I have googled the issue and found a few workarounds. However, the clean ones seem to only work on whole physical disks, and not on partitions.
So I would be left with the dirty solution. In short, it meddles with the MBR to erase any trace of the partitions to use, makes Windows forget about them, then restores the MBR so we can launch the VM.
I'm not sure I want to do that. Is there a way to let VMWare acquire exclusive access to the partition without requiring me to nuke it away? What I'd be looking for, I suppose, is a way to put just partitions offline instead of whole physical drives.

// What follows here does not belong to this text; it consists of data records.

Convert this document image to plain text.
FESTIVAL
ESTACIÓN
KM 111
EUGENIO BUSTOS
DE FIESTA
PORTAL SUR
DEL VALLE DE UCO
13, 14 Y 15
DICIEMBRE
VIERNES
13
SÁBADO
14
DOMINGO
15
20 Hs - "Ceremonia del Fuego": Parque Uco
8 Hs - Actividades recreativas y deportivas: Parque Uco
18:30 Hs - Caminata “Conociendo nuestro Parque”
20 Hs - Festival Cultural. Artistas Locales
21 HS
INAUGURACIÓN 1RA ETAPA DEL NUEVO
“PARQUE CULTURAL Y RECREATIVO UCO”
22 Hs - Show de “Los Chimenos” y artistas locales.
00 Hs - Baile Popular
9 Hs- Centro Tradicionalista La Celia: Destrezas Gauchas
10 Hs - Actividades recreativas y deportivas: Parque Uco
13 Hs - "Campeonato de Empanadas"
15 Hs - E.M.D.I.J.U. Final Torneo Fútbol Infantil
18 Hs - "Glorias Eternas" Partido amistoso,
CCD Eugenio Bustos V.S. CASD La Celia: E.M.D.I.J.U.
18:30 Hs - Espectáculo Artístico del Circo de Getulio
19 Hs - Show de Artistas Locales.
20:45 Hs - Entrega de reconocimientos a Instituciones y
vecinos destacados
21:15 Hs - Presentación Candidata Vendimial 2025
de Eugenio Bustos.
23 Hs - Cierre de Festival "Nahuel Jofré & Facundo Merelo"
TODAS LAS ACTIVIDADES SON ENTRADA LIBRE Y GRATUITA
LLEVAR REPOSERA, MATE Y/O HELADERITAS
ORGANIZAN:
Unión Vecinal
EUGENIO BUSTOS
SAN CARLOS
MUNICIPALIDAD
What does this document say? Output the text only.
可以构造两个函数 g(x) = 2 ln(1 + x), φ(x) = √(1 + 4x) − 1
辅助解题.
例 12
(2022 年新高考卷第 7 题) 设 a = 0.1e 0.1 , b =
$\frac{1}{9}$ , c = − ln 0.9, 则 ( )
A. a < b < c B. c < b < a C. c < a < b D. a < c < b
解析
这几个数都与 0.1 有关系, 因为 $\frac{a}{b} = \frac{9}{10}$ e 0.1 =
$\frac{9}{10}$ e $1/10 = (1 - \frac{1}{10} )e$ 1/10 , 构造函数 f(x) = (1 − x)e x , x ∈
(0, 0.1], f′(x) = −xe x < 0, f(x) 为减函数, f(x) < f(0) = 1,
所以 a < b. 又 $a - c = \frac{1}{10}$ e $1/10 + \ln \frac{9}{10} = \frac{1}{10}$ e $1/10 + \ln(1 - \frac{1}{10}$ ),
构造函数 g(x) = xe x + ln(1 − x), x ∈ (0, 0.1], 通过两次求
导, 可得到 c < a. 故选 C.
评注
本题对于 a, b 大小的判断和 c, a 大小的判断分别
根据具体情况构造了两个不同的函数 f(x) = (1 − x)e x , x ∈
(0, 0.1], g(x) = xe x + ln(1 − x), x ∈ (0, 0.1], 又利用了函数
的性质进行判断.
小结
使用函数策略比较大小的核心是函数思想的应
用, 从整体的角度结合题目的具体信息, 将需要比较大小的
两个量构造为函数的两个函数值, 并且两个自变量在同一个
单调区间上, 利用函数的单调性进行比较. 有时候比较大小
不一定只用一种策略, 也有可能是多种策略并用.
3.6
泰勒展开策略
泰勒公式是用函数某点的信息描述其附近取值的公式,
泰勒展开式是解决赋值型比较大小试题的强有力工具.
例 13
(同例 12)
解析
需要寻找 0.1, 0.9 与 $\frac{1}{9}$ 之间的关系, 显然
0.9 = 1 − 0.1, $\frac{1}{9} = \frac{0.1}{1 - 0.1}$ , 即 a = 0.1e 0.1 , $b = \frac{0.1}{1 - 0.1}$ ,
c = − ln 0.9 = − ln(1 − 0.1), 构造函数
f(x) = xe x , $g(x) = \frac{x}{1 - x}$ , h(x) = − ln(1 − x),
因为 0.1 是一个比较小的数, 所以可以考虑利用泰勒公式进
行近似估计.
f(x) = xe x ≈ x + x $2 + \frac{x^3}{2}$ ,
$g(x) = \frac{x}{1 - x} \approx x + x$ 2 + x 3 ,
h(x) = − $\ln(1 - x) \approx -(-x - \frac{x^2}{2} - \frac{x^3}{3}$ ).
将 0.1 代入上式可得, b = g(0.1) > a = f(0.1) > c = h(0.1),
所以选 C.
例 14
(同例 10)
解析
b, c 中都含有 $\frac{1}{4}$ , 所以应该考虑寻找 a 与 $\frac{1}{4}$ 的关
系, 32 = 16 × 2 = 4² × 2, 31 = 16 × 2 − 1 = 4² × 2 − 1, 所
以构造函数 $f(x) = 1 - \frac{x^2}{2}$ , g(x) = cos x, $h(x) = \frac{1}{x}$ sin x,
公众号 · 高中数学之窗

More infos related to the bounty.
I have a dual-boot setup: Mac OS is my primary operating system, and I have Windows installed too. As much as I can run Windows in a virtual machine if I don't want to reboot, I'd like to be able to run Mac OS in a virtual machine when I'm under Windows.
My goal is to run my main Mac OS partition from VMWare under Windows, just like I run Windows from VMWare Fusion. (Since this is my main OS, I don't plan on patching the kernel or whatever to get it working in a virtual machine.) I created the virtual machine from VMWare Fusion (as it has the "Mac OS X Server" VM type) then moved it to Windows and modified it from VMWare Player. Seems to almost-work, as the OS gets to the loading screen and then the VM dies because it can't access \\.\PhysicalDrive0
.
Virtual Box fails even harder, as it starts Mac OS in verbose mode and crashes very quickly (but seems to be able to access the partition), so I think it would be easier to get VMWare access my partition than to get Virtual Box to run it.
On the legal side, I'd be running one copy of Mac OS X on one Apple-labelled machine, so I'm okay.